Tom Brady grew up a 49ers fan. The Bay Area-native watched Joe Montana lead his team to four Super Bowl titles. In 1999, the 49ers went 4-12. It was the team’s first losing season since 1982. The 49ers needed to address the quarterback position in the 2000 NFL Draft, as undrafted free agent Jeff Garcia had yet to prove himself a capable starter in the league. This draft featured two-time All-Big Ten quarterback Tom Brady. So it would have been fitting for the 49ers to select Brady: he was a longtime Niners’ fan, who had earned the nickname the “Comeback Kid” at the University of Michigan – the same nickname given to the quarterback who he idolized growing up, Joe Montana.
After using four consecutive selections to bolster a their woeful defense, the Niners drafted a quarterback with the 65th overall selection: Giovanni Carmazzi, Hofstra University. After Carmazzi, 133 more players would be selected before the Patriots drafted Tom Brady in the sixth round. By 2006, Carmazzi was out of pro football: he wasn’t even on the 49ers’ active roster in his one NFL season, and his career ended after unsuccessful stints in NFL Europe and the CFL. Brady, on the other hand, had already led the Patriots to three Super Bowl victories. Carmazzi’s career had ended, while Brady’s had just begun.
But Brady is not the only quarterback to prove that draft position does not correlate with success. First-round quarterback busts are common in the NFL. JaMarcus Russell, the first pick in the 2007 draft, played parts of just three seasons for the Oakland Raiders before losing his job. Russell and his 68 million dollar rookie contract are forever embedded in Raider infamy. On the other hand, Brady-like QB gems, while less common than busts, aren’t so rare. Russell Wilson was a third-round pick. Tony Romo went undrafted. Among the 32 starting quarterbacks in the league today. 19 were first-round draft picks. Most of the elite quarterbacks — Rodgers, Manning, Rivers, Roethlisberger — were first-round picks, and the top picks often end up being great professional players.
But there is another side to this. Since 2009, of the 17 quarterbacks drafted in the first-round, seven of them are currently backups — guys like Christian Ponder, Blaine Gabbert and Robert Griffin III — while three — Jake Locker, Tim Tebow and Josh Freeman — are no longer in the NFL. So the question is, why do future Hall of Fame quarterbacks like Tom Brady and Drew Brees fall out of the first round? Why were Locker, Gabbert and Ponder selected in the first round of the 2011 draft, while Andy Dalton, Colin Kaepernick and Tyrod Taylor weren’t?

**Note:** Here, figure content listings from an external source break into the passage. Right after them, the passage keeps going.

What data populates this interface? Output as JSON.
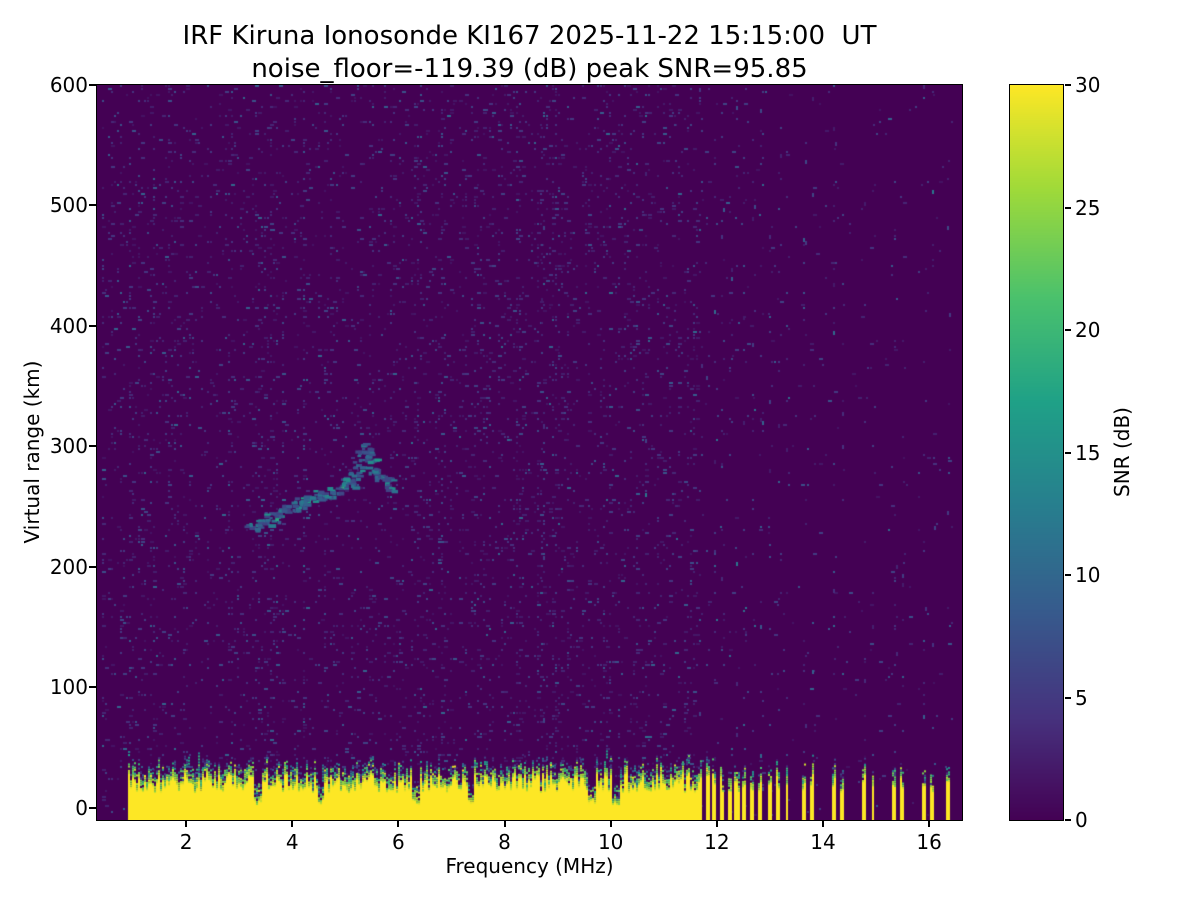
{
  "chart_data": {
    "type": "heatmap",
    "title": "IRF Kiruna Ionosonde KI167 2025-11-22 15:15:00  UT",
    "subtitle": "noise_floor=-119.39 (dB) peak SNR=95.85",
    "xlabel": "Frequency (MHz)",
    "ylabel": "Virtual range (km)",
    "colorbar_label": "SNR (dB)",
    "noise_floor_db": -119.39,
    "peak_snr_db": 95.85,
    "station": "IRF Kiruna Ionosonde KI167",
    "timestamp_ut": "2025-11-22 15:15:00 UT",
    "xlim": [
      0.32,
      16.62
    ],
    "ylim": [
      -10,
      600
    ],
    "x_ticks": [
      2,
      4,
      6,
      8,
      10,
      12,
      14,
      16
    ],
    "y_ticks": [
      0,
      100,
      200,
      300,
      400,
      500,
      600
    ],
    "colorbar_ticks": [
      0,
      5,
      10,
      15,
      20,
      25,
      30
    ],
    "colorbar_range": [
      0,
      30
    ],
    "colormap": "viridis",
    "colormap_stops": [
      [
        0.0,
        "#440154"
      ],
      [
        0.14,
        "#46327e"
      ],
      [
        0.29,
        "#365c8d"
      ],
      [
        0.43,
        "#277f8e"
      ],
      [
        0.57,
        "#1fa187"
      ],
      [
        0.71,
        "#4ac16d"
      ],
      [
        0.86,
        "#a0da39"
      ],
      [
        1.0,
        "#fde725"
      ]
    ],
    "data_freq_range": [
      0.9,
      16.45
    ],
    "noise": {
      "start_mhz": 0.42,
      "speckle_prob": 0.085,
      "sparse_above_mhz": 11.62,
      "sparse_prob": 0.013
    },
    "ground_band": {
      "top_km": 29,
      "start_mhz": 0.9,
      "notches": [
        3.33,
        4.52,
        6.32,
        7.35,
        9.62,
        10.08
      ],
      "bars": [
        [
          11.62,
          11.7
        ],
        [
          11.76,
          11.84
        ],
        [
          11.9,
          11.98
        ],
        [
          12.04,
          12.12
        ],
        [
          12.18,
          12.26
        ],
        [
          12.32,
          12.4
        ],
        [
          12.46,
          12.54
        ],
        [
          12.62,
          12.69
        ],
        [
          12.77,
          12.85
        ],
        [
          12.94,
          13.02
        ],
        [
          13.11,
          13.18
        ],
        [
          13.27,
          13.34
        ],
        [
          13.59,
          13.66
        ],
        [
          13.75,
          13.82
        ],
        [
          14.15,
          14.22
        ],
        [
          14.32,
          14.39
        ],
        [
          14.73,
          14.8
        ],
        [
          14.89,
          14.96
        ],
        [
          15.29,
          15.36
        ],
        [
          15.45,
          15.52
        ],
        [
          15.85,
          15.92
        ],
        [
          16.01,
          16.08
        ],
        [
          16.29,
          16.38
        ]
      ]
    },
    "echo_trace": [
      [
        3.2,
        233
      ],
      [
        3.32,
        236
      ],
      [
        3.45,
        239
      ],
      [
        3.6,
        242
      ],
      [
        3.72,
        245
      ],
      [
        3.85,
        248
      ],
      [
        4.0,
        251
      ],
      [
        4.15,
        254
      ],
      [
        4.3,
        257
      ],
      [
        4.45,
        260
      ],
      [
        4.6,
        262
      ],
      [
        4.75,
        265
      ],
      [
        4.9,
        268
      ],
      [
        5.0,
        271
      ],
      [
        5.1,
        275
      ],
      [
        5.18,
        280
      ],
      [
        5.24,
        287
      ],
      [
        5.3,
        294
      ],
      [
        5.36,
        299
      ],
      [
        5.44,
        291
      ],
      [
        5.5,
        283
      ],
      [
        5.58,
        278
      ],
      [
        5.68,
        274
      ],
      [
        5.78,
        271
      ],
      [
        5.85,
        268
      ]
    ],
    "interference_columns": [
      {
        "f": 8.68,
        "d": 0.2
      },
      {
        "f": 10.65,
        "d": 0.05
      },
      {
        "f": 11.2,
        "d": 0.05
      },
      {
        "f": 11.66,
        "d": 0.09
      },
      {
        "f": 11.8,
        "d": 0.07
      },
      {
        "f": 11.94,
        "d": 0.1
      },
      {
        "f": 12.08,
        "d": 0.08
      },
      {
        "f": 12.22,
        "d": 0.09
      },
      {
        "f": 12.36,
        "d": 0.07
      },
      {
        "f": 12.5,
        "d": 0.09
      },
      {
        "f": 12.66,
        "d": 0.08
      },
      {
        "f": 12.81,
        "d": 0.07
      },
      {
        "f": 12.98,
        "d": 0.08
      },
      {
        "f": 13.15,
        "d": 0.06
      },
      {
        "f": 13.31,
        "d": 0.05
      },
      {
        "f": 13.63,
        "d": 0.06
      },
      {
        "f": 13.79,
        "d": 0.05
      },
      {
        "f": 14.19,
        "d": 0.06
      },
      {
        "f": 14.36,
        "d": 0.05
      },
      {
        "f": 14.77,
        "d": 0.05
      },
      {
        "f": 14.93,
        "d": 0.06
      },
      {
        "f": 15.33,
        "d": 0.05
      },
      {
        "f": 15.49,
        "d": 0.05
      },
      {
        "f": 15.89,
        "d": 0.06
      },
      {
        "f": 16.05,
        "d": 0.05
      },
      {
        "f": 16.33,
        "d": 0.04
      }
    ]
  }
}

There is no concrete answer to these questions, but there are a few reasons that make sense. First, quarterback prospects tend to be 21 or 22 years old. Some quarterbacks play late into their thirties. Thus, there is a several-year window during which a young quarterback can improve, both physically and mentally. Some players improve far more than others. Tony Romo went undrafted in 2003. Romo didn’t got a shot to play until 2006, and he has been the Cowboys’ starter ever since. If Romo had been as good as he is now in 2003, he couldn’t have gone undrafted, right? Most quarterbacks do not become elite until years after being drafted. Football players, like other people, have to work hard and improve their skills. They also have to adapt to a new level of competition. Some do so better than others.
There difference between college football and professional football is massive. After the University of Alabama finished a perfect season in 2009, some believed that the Crimson Tide could beat the Detroit Lions after Detroit’s imperfect, 0-16 2008 campaign. But a college team could never compete with an NFL team. Only a fraction of the thousands of college football players even try out for the NFL, much less play in a game. So while a handful of the Alabama players made the NFL, the majority of them did not. The NFL consists of the best of the best from college football. This speaks to the level of competition in the NFL: some players can dominate the college game but struggle in the NFL. Some struggle with the speed — both mental and physical — of the professional game. Others may thrive in specific systems that aren’t found in the NFL. All top quarterback prospects had success in college. The challenge is carrying that success to the next level.
Technology has become ubiquitous in the NFL, and prospect scouting is now more effective than ever. Teams can analyze precise details of workouts and game-film, in hopes of predicting the future stars of the league. Despite this, there will always remain a human aspect that teams cannot predict. A college quarterback who has the makings of an elite professional player will not always be successful — see JaMarcus Russell. Likewise, late-round prospects can improve and become great talents. There will always be busts. There will always be steals. The goal is to choose the Tom Brady instead of the Giovanni Carmazzi.